6真空管式ラインアンプがいとも容易くハイエンド機器に音楽表現力で勝り、無帰還アンプの威力を見せ付けられてしまった。であるから音楽的美学は帰還にあらず無帰還にあると常々思っており、さあターンテーブル用の無帰還モータとなる。画像はベルトドライブ用の単相リラクタンスシンクロナスモータで電源周波数同期型で無帰還となる。単相の90度位相差と凸極特性でモータを回しているマイナス点を考えると、3相の120度位相差と誘導特性で回している3相誘導電動機の方が優れているとゆう見方になる。

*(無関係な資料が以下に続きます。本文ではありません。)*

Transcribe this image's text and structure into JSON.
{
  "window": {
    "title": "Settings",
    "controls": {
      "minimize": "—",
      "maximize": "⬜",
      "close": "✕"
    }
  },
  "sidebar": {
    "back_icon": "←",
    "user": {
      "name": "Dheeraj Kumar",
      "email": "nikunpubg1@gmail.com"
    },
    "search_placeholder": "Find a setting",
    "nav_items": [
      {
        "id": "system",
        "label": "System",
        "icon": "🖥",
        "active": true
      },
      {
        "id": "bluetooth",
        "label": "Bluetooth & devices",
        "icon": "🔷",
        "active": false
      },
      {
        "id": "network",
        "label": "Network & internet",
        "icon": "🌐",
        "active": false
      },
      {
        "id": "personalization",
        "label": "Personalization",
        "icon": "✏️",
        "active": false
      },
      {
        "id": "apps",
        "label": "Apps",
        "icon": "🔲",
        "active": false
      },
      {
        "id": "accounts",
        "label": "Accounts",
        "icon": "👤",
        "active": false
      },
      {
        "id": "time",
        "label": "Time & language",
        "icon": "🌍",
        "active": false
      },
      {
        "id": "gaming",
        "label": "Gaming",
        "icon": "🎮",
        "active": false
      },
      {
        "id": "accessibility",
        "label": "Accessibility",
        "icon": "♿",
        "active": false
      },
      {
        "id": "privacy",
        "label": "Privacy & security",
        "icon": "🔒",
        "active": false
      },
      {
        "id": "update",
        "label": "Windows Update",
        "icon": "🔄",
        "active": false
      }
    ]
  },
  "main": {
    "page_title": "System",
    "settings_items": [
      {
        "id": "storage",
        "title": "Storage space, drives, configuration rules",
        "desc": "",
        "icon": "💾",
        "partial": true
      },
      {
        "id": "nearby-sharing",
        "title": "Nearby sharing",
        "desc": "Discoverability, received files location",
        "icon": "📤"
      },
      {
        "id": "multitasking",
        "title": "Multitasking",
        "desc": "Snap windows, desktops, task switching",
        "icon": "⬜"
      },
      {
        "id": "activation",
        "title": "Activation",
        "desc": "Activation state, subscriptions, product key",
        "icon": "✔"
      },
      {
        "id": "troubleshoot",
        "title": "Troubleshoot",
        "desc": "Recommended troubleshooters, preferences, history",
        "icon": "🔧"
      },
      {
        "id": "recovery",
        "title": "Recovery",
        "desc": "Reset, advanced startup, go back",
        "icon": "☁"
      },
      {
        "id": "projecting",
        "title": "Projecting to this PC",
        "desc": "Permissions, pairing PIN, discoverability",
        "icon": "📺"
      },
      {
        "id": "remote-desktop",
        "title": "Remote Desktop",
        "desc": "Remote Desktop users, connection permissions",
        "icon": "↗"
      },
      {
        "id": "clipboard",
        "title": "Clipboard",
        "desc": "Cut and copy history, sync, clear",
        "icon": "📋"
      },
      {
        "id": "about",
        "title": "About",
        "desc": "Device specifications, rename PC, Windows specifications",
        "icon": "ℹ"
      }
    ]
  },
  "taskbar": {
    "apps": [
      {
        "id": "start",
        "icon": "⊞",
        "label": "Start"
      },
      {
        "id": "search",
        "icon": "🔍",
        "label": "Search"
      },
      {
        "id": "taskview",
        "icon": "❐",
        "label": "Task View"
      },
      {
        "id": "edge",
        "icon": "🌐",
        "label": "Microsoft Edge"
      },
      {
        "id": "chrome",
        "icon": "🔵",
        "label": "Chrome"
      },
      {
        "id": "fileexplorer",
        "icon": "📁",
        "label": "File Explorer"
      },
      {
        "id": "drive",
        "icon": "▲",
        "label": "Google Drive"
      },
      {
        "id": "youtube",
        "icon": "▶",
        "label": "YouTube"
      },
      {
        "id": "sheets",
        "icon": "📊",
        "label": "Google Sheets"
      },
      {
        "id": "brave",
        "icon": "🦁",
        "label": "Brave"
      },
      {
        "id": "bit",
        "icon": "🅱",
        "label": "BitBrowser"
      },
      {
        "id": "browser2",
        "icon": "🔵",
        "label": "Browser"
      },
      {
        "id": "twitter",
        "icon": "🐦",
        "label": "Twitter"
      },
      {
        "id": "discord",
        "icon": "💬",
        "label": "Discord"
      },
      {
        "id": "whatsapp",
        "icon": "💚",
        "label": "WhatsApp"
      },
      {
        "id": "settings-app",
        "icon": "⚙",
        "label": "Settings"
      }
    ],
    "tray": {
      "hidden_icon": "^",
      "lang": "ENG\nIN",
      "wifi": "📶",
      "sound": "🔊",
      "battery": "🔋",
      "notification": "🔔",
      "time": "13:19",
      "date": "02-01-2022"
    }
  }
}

Vmx出展:杉本英彦著acサーボシステムの理論と設計の実際
理論的な考察は以下の通り。
3相誘導電動機を同期電動機的サーボシステムとした場合のブロック図で、ロータリーエンコーダで速度信号をフィードバックし定速回転制御をして同期運転とする。今回は無帰還であるからこの速度信号は使えず角速度が読めないから s=すべりの制御は出来なくなり、定速回転=同期運転は出来ない。

Cagex画像出展:wikipedia
3相誘導電動機の代表格が
かご型誘導電動機になり回転子の2次側は画像のようなカゴになっている。工場の原動力はこのタイプのモータで、マグネットスイッチで起動停止をして簡単そうに見えるが、モータの状態方程式はモータの中で一番複雑になり、ソフトウエアを組んでシュミレートするのに難儀する。簡単が実は一番複雑とは良くある話で、身近なこのモータについて詳しい人は居ない時代になってしまった。denonのdp80やdp3000と同族の3相誘導電動機は、アラゴの円盤原理でモータが一番美しく回る。この美しく回る3相かご型誘導電動機の開発は費用が相当に掛かり、同期運転も難しい、出来ないことずくめだが可能性について考えてみよう。